Creating a Data Management and Sharing Plan for Your Research
Tuesday, October 18, 1-2pm
200A, Scott Memorial Library or Zoom
REGISTER HERE

Get resources and advice about creating data management plans for research data using the 2016 FAIR Guiding Principles for Scientific Data Management and Stewardship. These plans will be required for NIH grants starting in the new year, but data management is also valuable for every researcher to consider. Special attention will be paid to how Jeffersonians can use LabArchives as an openly accessible data repository.

Engaging Discussions
Wednesday, October 26, 12-1pm
LIS, Gutman Library, or Zoom
REGISTER HERE

While discussions have the potential to provide avenues for exploration and analysis, they are also unpredictable in nature as instructors are tasked with surrendering a certain degree of control. The goal of this workshop is to provide numerous resources and opportunities to practice evidence-based strategies to engage both you and your learners dynamically via the co-creative process of educational discussions.

Mini Writing Retreat
Friday, October 28, 8-11am
200A, Scott Memorial Library or Zoom
REGISTER HERE

Join us at our half-day writing retreat, devoted solely to your writing projects. Most importantly, you’ll get quiet time to write. We’ll also have a writing consultant and librarian available to answer writing and research questions, help you find materials, talk over your journal choice, edit your work, or just read what you have so far.

Getting Started with Systematic Reviews and Meta-Analyses
Tuesday, November 15, 12-1pm
200A, Scott Memorial Library or Zoom
REGISTER HERE

Are you interested in doing a systematic review? Do you want to learn what type of review can best fit your research needs? Do you have questions about the process of conducting a review?

This workshop will start with a brief overview of systematic reviews and other types of reviews.

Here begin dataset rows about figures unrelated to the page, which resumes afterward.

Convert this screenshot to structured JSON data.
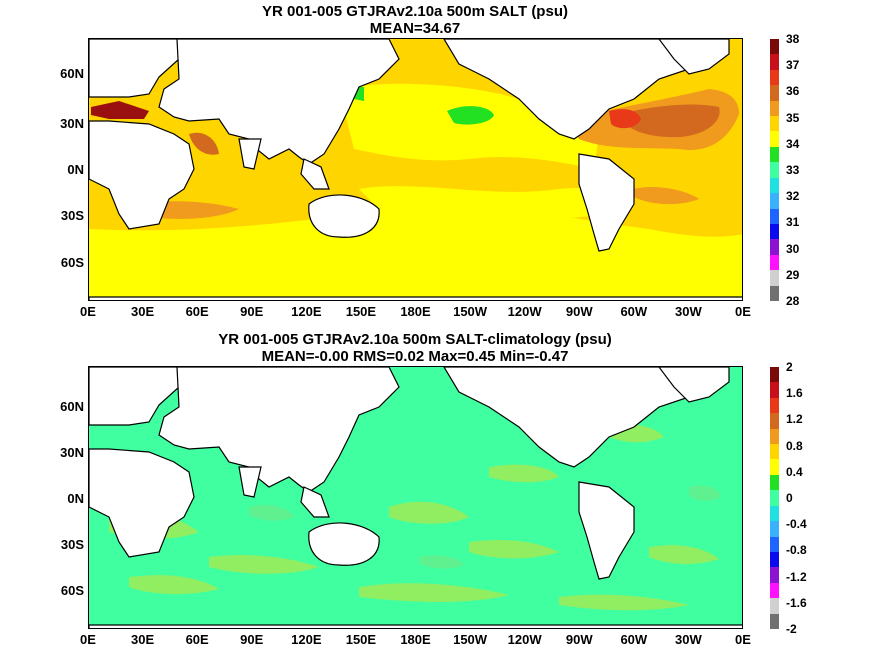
{
  "panels": [
    {
      "title_line1": "YR 001-005 GTJRAv2.10a 500m SALT (psu)",
      "title_line2": "MEAN=34.67",
      "lat_labels": [
        "60N",
        "30N",
        "0N",
        "30S",
        "60S"
      ],
      "lon_labels": [
        "0E",
        "30E",
        "60E",
        "90E",
        "120E",
        "150E",
        "180E",
        "150W",
        "120W",
        "90W",
        "60W",
        "30W",
        "0E"
      ],
      "colorbar": {
        "labels": [
          "38",
          "37",
          "36",
          "35",
          "34",
          "33",
          "32",
          "31",
          "30",
          "29",
          "28"
        ],
        "colors": [
          "#7a0a0a",
          "#c8101a",
          "#e83a18",
          "#d2691e",
          "#f09a1e",
          "#ffd500",
          "#ffff00",
          "#22e022",
          "#40ffa0",
          "#20e0e0",
          "#3ab0ff",
          "#1e64ff",
          "#0a0aee",
          "#8a14d0",
          "#ff10ff",
          "#d0d0d0",
          "#707070"
        ]
      },
      "field_colors": {
        "base": "#ffd500",
        "north_pacific": "#ffff00",
        "southern": "#ffff00",
        "fresh": "#22e022",
        "salty_a": "#f09a1e",
        "salty_b": "#d2691e",
        "salty_c": "#e83a18",
        "med": "#9a1010"
      }
    },
    {
      "title_line1": "YR 001-005 GTJRAv2.10a 500m SALT-climatology (psu)",
      "title_line2": "MEAN=-0.00   RMS=0.02   Max=0.45   Min=-0.47",
      "lat_labels": [
        "60N",
        "30N",
        "0N",
        "30S",
        "60S"
      ],
      "lon_labels": [
        "0E",
        "30E",
        "60E",
        "90E",
        "120E",
        "150E",
        "180E",
        "150W",
        "120W",
        "90W",
        "60W",
        "30W",
        "0E"
      ],
      "colorbar": {
        "labels": [
          "2",
          "1.6",
          "1.2",
          "0.8",
          "0.4",
          "0",
          "-0.4",
          "-0.8",
          "-1.2",
          "-1.6",
          "-2"
        ],
        "colors": [
          "#7a0a0a",
          "#c8101a",
          "#e83a18",
          "#d2691e",
          "#f09a1e",
          "#ffd500",
          "#ffff00",
          "#22e022",
          "#40ffa0",
          "#20e0e0",
          "#3ab0ff",
          "#1e64ff",
          "#0a0aee",
          "#8a14d0",
          "#ff10ff",
          "#d0d0d0",
          "#707070"
        ]
      },
      "field_colors": {
        "base": "#40ffa0",
        "patch": "#90ee60",
        "patch2": "#5ff090"
      }
    }
  ]
}
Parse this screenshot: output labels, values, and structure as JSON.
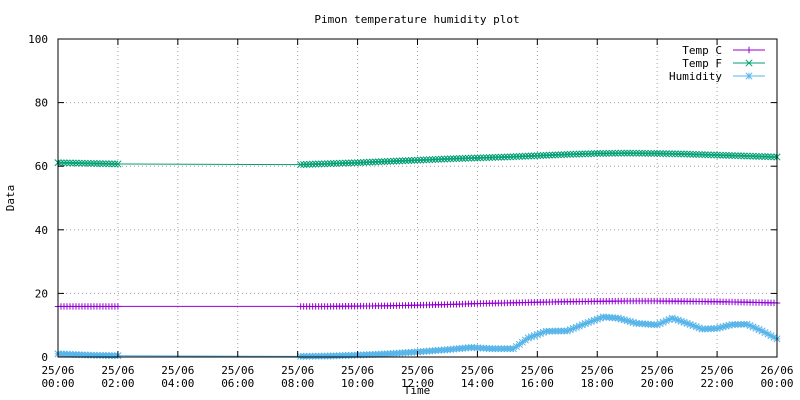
{
  "chart_data": {
    "type": "line",
    "title": "Pimon temperature   humidity plot",
    "xlabel": "Time",
    "ylabel": "Data",
    "ylim": [
      0,
      100
    ],
    "yticks": [
      0,
      20,
      40,
      60,
      80,
      100
    ],
    "xticks": [
      {
        "date": "25/06",
        "time": "00:00",
        "hour": 0
      },
      {
        "date": "25/06",
        "time": "02:00",
        "hour": 2
      },
      {
        "date": "25/06",
        "time": "04:00",
        "hour": 4
      },
      {
        "date": "25/06",
        "time": "06:00",
        "hour": 6
      },
      {
        "date": "25/06",
        "time": "08:00",
        "hour": 8
      },
      {
        "date": "25/06",
        "time": "10:00",
        "hour": 10
      },
      {
        "date": "25/06",
        "time": "12:00",
        "hour": 12
      },
      {
        "date": "25/06",
        "time": "14:00",
        "hour": 14
      },
      {
        "date": "25/06",
        "time": "16:00",
        "hour": 16
      },
      {
        "date": "25/06",
        "time": "18:00",
        "hour": 18
      },
      {
        "date": "25/06",
        "time": "20:00",
        "hour": 20
      },
      {
        "date": "25/06",
        "time": "22:00",
        "hour": 22
      },
      {
        "date": "26/06",
        "time": "00:00",
        "hour": 24
      }
    ],
    "grid": true,
    "legend_position": "top-right",
    "series": [
      {
        "name": "Temp C",
        "color": "#9400d3",
        "marker": "plus",
        "points": [
          [
            0,
            15.9
          ],
          [
            1,
            15.9
          ],
          [
            2,
            15.9
          ],
          [
            8.1,
            15.9
          ],
          [
            9,
            15.9
          ],
          [
            10,
            16.0
          ],
          [
            11,
            16.1
          ],
          [
            12,
            16.3
          ],
          [
            13,
            16.5
          ],
          [
            14,
            16.8
          ],
          [
            15,
            17.0
          ],
          [
            16,
            17.2
          ],
          [
            17,
            17.4
          ],
          [
            18,
            17.5
          ],
          [
            19,
            17.6
          ],
          [
            20,
            17.6
          ],
          [
            21,
            17.5
          ],
          [
            22,
            17.4
          ],
          [
            23,
            17.2
          ],
          [
            24,
            17.0
          ]
        ]
      },
      {
        "name": "Temp F",
        "color": "#009e73",
        "marker": "x",
        "points": [
          [
            0,
            61.1
          ],
          [
            1,
            60.9
          ],
          [
            2,
            60.7
          ],
          [
            8.1,
            60.5
          ],
          [
            9,
            60.8
          ],
          [
            10,
            61.1
          ],
          [
            11,
            61.5
          ],
          [
            12,
            61.9
          ],
          [
            13,
            62.3
          ],
          [
            14,
            62.6
          ],
          [
            15,
            62.9
          ],
          [
            16,
            63.3
          ],
          [
            17,
            63.7
          ],
          [
            18,
            64.0
          ],
          [
            19,
            64.1
          ],
          [
            20,
            64.0
          ],
          [
            21,
            63.8
          ],
          [
            22,
            63.5
          ],
          [
            23,
            63.2
          ],
          [
            24,
            62.9
          ]
        ]
      },
      {
        "name": "Humidity",
        "color": "#56b4e9",
        "marker": "star",
        "points": [
          [
            0,
            1.0
          ],
          [
            1,
            0.6
          ],
          [
            2,
            0.4
          ],
          [
            8.1,
            0.2
          ],
          [
            9,
            0.3
          ],
          [
            10,
            0.6
          ],
          [
            11,
            1.0
          ],
          [
            12,
            1.6
          ],
          [
            13,
            2.3
          ],
          [
            13.8,
            3.0
          ],
          [
            14.5,
            2.6
          ],
          [
            15.2,
            2.6
          ],
          [
            15.7,
            6.0
          ],
          [
            16.3,
            8.1
          ],
          [
            17,
            8.2
          ],
          [
            17.6,
            10.5
          ],
          [
            18.2,
            12.6
          ],
          [
            18.7,
            12.2
          ],
          [
            19.3,
            10.6
          ],
          [
            20,
            10.1
          ],
          [
            20.5,
            12.2
          ],
          [
            21,
            10.6
          ],
          [
            21.5,
            8.8
          ],
          [
            22,
            9.0
          ],
          [
            22.5,
            10.2
          ],
          [
            23,
            10.3
          ],
          [
            23.5,
            8.2
          ],
          [
            24,
            5.7
          ]
        ]
      }
    ]
  }
}
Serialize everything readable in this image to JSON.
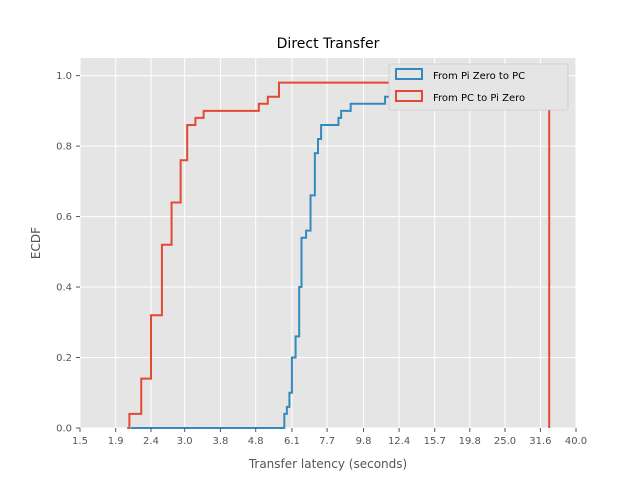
{
  "chart_data": {
    "type": "line",
    "subtype": "step-ecdf",
    "title": "Direct Transfer",
    "xlabel": "Transfer latency (seconds)",
    "ylabel": "ECDF",
    "xscale": "log",
    "xlim": [
      1.5,
      40.0
    ],
    "ylim": [
      0.0,
      1.05
    ],
    "xticks": [
      1.5,
      1.9,
      2.4,
      3.0,
      3.8,
      4.8,
      6.1,
      7.7,
      9.8,
      12.4,
      15.7,
      19.8,
      25.0,
      31.6,
      40.0
    ],
    "xtick_labels": [
      "1.5",
      "1.9",
      "2.4",
      "3.0",
      "3.8",
      "4.8",
      "6.1",
      "7.7",
      "9.8",
      "12.4",
      "15.7",
      "19.8",
      "25.0",
      "31.6",
      "40.0"
    ],
    "yticks": [
      0.0,
      0.2,
      0.4,
      0.6,
      0.8,
      1.0
    ],
    "ytick_labels": [
      "0.0",
      "0.2",
      "0.4",
      "0.6",
      "0.8",
      "1.0"
    ],
    "grid": true,
    "legend_position": "top-right",
    "series": [
      {
        "name": "From Pi Zero to PC",
        "color": "#348ABD",
        "points": [
          [
            2.1,
            0.0
          ],
          [
            5.8,
            0.04
          ],
          [
            5.9,
            0.06
          ],
          [
            6.0,
            0.1
          ],
          [
            6.1,
            0.2
          ],
          [
            6.25,
            0.26
          ],
          [
            6.4,
            0.4
          ],
          [
            6.5,
            0.54
          ],
          [
            6.7,
            0.56
          ],
          [
            6.9,
            0.66
          ],
          [
            7.1,
            0.78
          ],
          [
            7.25,
            0.82
          ],
          [
            7.4,
            0.86
          ],
          [
            8.3,
            0.88
          ],
          [
            8.45,
            0.9
          ],
          [
            9.0,
            0.92
          ],
          [
            11.3,
            0.94
          ],
          [
            13.0,
            1.0
          ],
          [
            33.5,
            1.0
          ]
        ]
      },
      {
        "name": "From PC to Pi Zero",
        "color": "#E24A33",
        "points": [
          [
            2.05,
            0.0
          ],
          [
            2.08,
            0.04
          ],
          [
            2.25,
            0.14
          ],
          [
            2.4,
            0.32
          ],
          [
            2.58,
            0.52
          ],
          [
            2.75,
            0.64
          ],
          [
            2.92,
            0.76
          ],
          [
            3.05,
            0.86
          ],
          [
            3.22,
            0.88
          ],
          [
            3.4,
            0.9
          ],
          [
            4.9,
            0.92
          ],
          [
            5.2,
            0.94
          ],
          [
            5.6,
            0.98
          ],
          [
            33.5,
            0.98
          ],
          [
            33.5,
            0.0
          ]
        ]
      }
    ]
  }
}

The workshop will then go over resources and services the library has available to support review projects.

Inclusive Scholarly Writing
Wednesday, November 16, 12-1pm
200A, Scott Memorial Library or Zoom
REGISTER HERE

Have you ever paused while drafting a scholarly paper because you’re uncertain of the most inclusive, contemporary terminology to employ for a participant’s, individual’s, or group’s identity? When publishing, being conscious of the weight and power these terms hold is crucial, but staying up to date can be difficult as language is constantly evolving. In this workshop, we will discuss current industry standards and directions for terms involving race, gender, disability, and other identities. You will also learn how to navigate journal expectations, particularly when they might contradict current social norms or personal preferences.

Mini Writing Retreat
Friday, December 2, 8-11am
200A, Scott Memorial Library or Zoom
REGISTER HERE

Join us at our half-day writing retreat, devoted solely to your writing projects. Most importantly, you’ll get quiet time to write. We’ll also have a writing consultant and librarian available to answer writing and research questions, help you find materials, talk over your journal choice, edit your work, or just read what you have so far.